Make the most of high-dividend stocks
Michael Fowlkes 04/07/2014
Investors love seeing dividends hit their portfolios. Owning a nice selection of dividend-paying stocks is the perfect way to add income to your portfolio, and spruce up the return on your investments.
Dividend-paying stocks are attractive for more reasons than just the periodic influx of cash, or reinvested stock, into your portfolio. Stocks that are solid dividend payers tend to be a bit more stable than the broader market. The dividends keep investors interested in the stock, and they are a signal that management has enough confidence in the company underlying business to return cash to its shareholders.
When the markets run into trouble, one of the first places investors flee to is dividend stocks , so they also offer a bit of a cushion in a down market.
In summary, dividend-paying stocks tend to represent mature companies, with solid underlying businesses that have the confidence of management, which also happen to bring income into your portfolio. These are all very good reasons to consider investing in a basket of high-dividend paying stocks.
However, one of the traits that make them so attractive is also a trait that can lead to investor frustration, which is their stability. As traders, we like to watch our stocks rise faster than the markets. But this is not exactly how stable stocks perform. If the market enjoys a sharp bullish rally, dividend stocks are likely to underperform, or at least not outperform the broader market. This is the tradeoff you accept in exchange for owning stocks that will lose less during a down market.
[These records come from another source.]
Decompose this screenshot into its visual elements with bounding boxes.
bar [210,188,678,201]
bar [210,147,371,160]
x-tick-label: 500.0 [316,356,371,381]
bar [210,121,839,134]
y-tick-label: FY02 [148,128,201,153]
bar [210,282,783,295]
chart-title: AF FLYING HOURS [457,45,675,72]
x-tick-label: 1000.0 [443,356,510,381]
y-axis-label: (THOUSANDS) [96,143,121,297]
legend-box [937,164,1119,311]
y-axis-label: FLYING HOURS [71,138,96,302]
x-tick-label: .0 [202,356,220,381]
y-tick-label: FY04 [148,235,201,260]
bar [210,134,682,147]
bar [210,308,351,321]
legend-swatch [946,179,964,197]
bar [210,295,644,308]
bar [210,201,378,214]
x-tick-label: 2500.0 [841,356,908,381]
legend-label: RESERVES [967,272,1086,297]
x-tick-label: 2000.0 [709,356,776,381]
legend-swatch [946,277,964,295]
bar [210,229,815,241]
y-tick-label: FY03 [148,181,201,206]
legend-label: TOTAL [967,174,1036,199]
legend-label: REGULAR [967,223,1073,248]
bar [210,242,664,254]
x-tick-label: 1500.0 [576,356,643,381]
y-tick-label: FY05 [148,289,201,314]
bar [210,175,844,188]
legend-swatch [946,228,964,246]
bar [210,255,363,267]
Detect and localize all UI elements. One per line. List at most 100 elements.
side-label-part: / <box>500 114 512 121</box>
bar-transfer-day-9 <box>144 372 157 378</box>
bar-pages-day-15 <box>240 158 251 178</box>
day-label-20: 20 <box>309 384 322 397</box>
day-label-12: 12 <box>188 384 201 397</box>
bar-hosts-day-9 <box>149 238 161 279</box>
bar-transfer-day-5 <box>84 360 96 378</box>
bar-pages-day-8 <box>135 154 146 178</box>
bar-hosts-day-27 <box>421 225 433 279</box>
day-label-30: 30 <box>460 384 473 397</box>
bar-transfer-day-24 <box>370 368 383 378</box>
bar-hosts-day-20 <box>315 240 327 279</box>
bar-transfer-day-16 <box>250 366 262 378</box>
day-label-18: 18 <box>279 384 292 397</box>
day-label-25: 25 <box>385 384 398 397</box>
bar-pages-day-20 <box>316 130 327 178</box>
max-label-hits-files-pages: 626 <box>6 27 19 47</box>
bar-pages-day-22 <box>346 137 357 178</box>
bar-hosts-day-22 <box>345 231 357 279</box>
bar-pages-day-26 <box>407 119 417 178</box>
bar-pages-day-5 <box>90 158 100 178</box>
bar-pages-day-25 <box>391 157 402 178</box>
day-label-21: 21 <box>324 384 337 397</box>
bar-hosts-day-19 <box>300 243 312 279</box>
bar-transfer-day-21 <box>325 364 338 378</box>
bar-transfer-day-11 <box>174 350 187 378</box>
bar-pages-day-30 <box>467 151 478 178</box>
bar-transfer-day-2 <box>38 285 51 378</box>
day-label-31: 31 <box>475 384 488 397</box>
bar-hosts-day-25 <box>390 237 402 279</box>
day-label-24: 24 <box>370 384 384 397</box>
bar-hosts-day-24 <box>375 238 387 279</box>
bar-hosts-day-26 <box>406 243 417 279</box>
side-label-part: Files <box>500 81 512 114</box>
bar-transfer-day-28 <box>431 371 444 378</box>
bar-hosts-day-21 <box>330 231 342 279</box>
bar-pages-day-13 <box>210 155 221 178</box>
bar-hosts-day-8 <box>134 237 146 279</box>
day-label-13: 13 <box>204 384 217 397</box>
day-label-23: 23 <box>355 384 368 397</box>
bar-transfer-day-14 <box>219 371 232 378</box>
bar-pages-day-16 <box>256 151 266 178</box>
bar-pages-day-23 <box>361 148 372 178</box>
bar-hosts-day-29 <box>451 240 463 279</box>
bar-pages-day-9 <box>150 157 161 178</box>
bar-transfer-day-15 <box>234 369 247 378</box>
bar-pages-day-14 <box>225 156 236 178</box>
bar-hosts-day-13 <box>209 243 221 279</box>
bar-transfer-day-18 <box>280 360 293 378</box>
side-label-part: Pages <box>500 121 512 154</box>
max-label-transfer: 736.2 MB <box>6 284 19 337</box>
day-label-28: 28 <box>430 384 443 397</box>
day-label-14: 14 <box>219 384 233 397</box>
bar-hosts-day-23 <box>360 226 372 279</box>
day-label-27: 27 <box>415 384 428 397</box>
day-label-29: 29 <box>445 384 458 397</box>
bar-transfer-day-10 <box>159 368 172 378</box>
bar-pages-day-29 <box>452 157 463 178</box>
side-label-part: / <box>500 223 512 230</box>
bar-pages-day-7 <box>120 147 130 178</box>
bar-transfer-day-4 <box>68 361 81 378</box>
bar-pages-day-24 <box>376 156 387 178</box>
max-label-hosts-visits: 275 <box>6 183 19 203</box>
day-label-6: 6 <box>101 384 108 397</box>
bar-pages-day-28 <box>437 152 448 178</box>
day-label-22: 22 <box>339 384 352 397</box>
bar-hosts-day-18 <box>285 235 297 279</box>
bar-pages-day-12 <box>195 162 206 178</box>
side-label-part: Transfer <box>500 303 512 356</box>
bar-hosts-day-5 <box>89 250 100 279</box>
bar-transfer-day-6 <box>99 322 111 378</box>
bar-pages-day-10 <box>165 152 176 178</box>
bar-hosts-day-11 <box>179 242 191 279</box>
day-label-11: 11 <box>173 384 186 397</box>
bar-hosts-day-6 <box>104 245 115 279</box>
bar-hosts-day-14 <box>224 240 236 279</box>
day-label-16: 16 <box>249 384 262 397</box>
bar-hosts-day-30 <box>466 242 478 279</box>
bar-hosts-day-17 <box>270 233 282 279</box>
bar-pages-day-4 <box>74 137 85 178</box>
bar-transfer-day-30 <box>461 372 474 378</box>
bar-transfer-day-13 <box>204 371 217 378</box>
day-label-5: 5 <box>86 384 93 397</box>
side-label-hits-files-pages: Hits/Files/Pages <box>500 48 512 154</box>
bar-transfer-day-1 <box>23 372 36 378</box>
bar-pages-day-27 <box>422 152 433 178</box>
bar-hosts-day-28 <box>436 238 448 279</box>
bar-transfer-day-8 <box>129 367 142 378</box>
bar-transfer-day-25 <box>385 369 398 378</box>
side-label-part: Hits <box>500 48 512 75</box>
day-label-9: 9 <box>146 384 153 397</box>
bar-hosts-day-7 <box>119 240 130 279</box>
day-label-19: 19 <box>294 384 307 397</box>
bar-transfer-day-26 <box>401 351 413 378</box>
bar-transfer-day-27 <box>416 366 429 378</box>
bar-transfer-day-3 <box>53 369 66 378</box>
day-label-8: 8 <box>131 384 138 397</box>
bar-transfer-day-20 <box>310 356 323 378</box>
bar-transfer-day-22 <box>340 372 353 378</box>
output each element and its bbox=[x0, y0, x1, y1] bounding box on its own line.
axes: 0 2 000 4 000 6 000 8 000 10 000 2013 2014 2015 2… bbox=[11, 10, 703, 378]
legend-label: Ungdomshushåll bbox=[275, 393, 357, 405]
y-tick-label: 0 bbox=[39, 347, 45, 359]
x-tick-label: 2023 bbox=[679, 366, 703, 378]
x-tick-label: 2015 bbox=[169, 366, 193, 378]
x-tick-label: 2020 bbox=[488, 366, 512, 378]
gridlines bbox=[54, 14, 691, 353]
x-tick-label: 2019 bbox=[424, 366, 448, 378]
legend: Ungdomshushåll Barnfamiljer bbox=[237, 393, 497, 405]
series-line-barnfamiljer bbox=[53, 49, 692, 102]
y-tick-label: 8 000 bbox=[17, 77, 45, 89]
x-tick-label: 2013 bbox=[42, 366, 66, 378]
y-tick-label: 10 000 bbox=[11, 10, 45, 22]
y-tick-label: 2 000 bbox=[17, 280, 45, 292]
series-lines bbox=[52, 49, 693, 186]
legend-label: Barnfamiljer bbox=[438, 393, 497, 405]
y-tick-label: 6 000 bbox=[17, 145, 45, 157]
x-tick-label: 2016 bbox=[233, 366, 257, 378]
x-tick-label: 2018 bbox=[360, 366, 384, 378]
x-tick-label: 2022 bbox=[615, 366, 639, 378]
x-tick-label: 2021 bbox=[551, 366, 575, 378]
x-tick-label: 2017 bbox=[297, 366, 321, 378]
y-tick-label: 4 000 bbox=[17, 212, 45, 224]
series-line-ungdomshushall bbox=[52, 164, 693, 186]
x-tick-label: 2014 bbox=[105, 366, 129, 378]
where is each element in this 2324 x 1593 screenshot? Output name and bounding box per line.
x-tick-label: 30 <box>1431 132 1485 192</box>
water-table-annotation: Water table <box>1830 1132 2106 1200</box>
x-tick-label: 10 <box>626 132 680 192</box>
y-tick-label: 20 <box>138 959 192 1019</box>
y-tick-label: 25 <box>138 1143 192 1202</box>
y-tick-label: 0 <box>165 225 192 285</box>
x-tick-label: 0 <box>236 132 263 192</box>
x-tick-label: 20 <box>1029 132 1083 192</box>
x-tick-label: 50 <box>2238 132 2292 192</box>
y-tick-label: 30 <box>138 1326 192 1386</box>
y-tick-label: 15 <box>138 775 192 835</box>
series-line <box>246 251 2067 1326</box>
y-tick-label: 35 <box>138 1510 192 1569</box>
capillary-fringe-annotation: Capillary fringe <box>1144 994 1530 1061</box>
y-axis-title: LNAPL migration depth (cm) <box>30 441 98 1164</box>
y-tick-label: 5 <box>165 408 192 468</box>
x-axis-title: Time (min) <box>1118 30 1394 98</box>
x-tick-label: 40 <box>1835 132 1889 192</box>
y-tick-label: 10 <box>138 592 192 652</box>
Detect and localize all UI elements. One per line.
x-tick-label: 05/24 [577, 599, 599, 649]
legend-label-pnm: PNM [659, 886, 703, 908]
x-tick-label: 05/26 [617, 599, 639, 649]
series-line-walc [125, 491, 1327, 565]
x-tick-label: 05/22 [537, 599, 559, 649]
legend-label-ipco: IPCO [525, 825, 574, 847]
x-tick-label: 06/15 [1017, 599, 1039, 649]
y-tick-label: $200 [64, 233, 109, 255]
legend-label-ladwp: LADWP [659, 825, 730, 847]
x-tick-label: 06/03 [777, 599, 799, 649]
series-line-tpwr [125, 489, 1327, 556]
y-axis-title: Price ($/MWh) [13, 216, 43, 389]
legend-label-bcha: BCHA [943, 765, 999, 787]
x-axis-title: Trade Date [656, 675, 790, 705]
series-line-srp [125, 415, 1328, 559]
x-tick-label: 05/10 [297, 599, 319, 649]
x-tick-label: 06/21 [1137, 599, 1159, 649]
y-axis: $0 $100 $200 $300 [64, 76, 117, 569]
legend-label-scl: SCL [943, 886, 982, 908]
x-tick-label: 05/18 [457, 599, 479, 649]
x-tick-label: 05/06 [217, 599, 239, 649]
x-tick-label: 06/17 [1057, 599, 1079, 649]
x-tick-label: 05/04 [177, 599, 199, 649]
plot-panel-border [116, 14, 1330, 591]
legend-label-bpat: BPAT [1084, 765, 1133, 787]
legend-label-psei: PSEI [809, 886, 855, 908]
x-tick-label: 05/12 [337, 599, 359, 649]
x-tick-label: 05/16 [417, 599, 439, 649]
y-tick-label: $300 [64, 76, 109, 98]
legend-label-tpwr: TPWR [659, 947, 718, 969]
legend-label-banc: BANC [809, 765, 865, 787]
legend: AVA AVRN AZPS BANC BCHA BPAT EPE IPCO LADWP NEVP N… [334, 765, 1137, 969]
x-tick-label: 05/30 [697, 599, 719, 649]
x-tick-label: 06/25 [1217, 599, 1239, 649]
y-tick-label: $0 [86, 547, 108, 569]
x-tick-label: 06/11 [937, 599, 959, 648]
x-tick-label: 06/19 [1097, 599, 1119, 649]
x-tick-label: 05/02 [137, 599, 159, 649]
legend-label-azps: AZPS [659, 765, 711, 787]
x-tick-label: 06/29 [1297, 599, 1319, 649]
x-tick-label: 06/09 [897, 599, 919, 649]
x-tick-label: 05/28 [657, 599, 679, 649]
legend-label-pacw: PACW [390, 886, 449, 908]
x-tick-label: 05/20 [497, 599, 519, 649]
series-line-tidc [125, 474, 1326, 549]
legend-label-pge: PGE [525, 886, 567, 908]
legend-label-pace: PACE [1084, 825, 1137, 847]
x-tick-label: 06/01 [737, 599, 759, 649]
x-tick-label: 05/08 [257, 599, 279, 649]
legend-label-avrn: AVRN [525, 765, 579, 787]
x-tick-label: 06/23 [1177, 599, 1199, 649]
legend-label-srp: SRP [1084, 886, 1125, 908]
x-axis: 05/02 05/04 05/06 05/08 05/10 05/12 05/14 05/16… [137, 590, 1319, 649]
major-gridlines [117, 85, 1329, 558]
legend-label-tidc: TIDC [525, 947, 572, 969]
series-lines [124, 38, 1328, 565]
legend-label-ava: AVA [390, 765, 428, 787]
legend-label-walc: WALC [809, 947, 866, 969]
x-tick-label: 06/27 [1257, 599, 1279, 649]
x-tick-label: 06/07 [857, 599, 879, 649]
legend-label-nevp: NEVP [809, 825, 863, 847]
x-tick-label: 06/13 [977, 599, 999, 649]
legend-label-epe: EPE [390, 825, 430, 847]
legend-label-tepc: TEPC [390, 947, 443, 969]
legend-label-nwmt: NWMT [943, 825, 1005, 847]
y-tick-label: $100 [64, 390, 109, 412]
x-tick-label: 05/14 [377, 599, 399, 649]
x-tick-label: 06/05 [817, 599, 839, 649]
So the question that arises is how can we take advantage of the stability of high-dividend paying stocks, while at the same time boost our returns enough to outpace the broader market? The answer can be found in the options market, which allows us to set up hedged option trades on dividend stocks that have target returns much higher than you can expect should you simply buy the underlying security.
To add another layer of security to our trade, we can opt to diversify our investment by trading a large basket of high-dividend stocks in just one trade by setting up a trade on the exchange-traded fund iShares Select Dividend ( DVY ).
DVY is set up to track the results of the Dow Jones U.S. Select Dividend Index, which is composed of the relatively high-dividend-paying stocks in the U.S. market.
The following stocks make up the fund's top five holdings, along with their current dividend yields:
- Lockheed Martin ( LMT ): 3.3% yield
- Chevron ( CVX ): 3.4% yield
- Entergy ( ETR ): 5.0% yield
- Philip Morris ( PM ): 4.6% yield
- Kimberly-Clark (KMB): 3.1% yield
As you can see from the above list, not only are you taking advantage of the stability of high-dividend paying stocks, but your investment is also spread over a diversified group of stocks.
In order to boost the potential return possible with a trade on DVY, we can set up a hedged trade on the ETF which would provide a good return even if DVY happens to trade lower during the life of the trade.
Chart courtesy of stockcharts.com
A nice hedged trade on DVY would be the September 65/69 bull put credit spread. To set up this trade, you would sell the September 69 put while buying the same number of September 65 puts for a credit of 30 cents. This trade has a target return of 8.1%, which is 17.5% on an annualized basis (for comparison purposes only). DVY is currently trading at $73.65, which gives this trade 5.9% downside protection.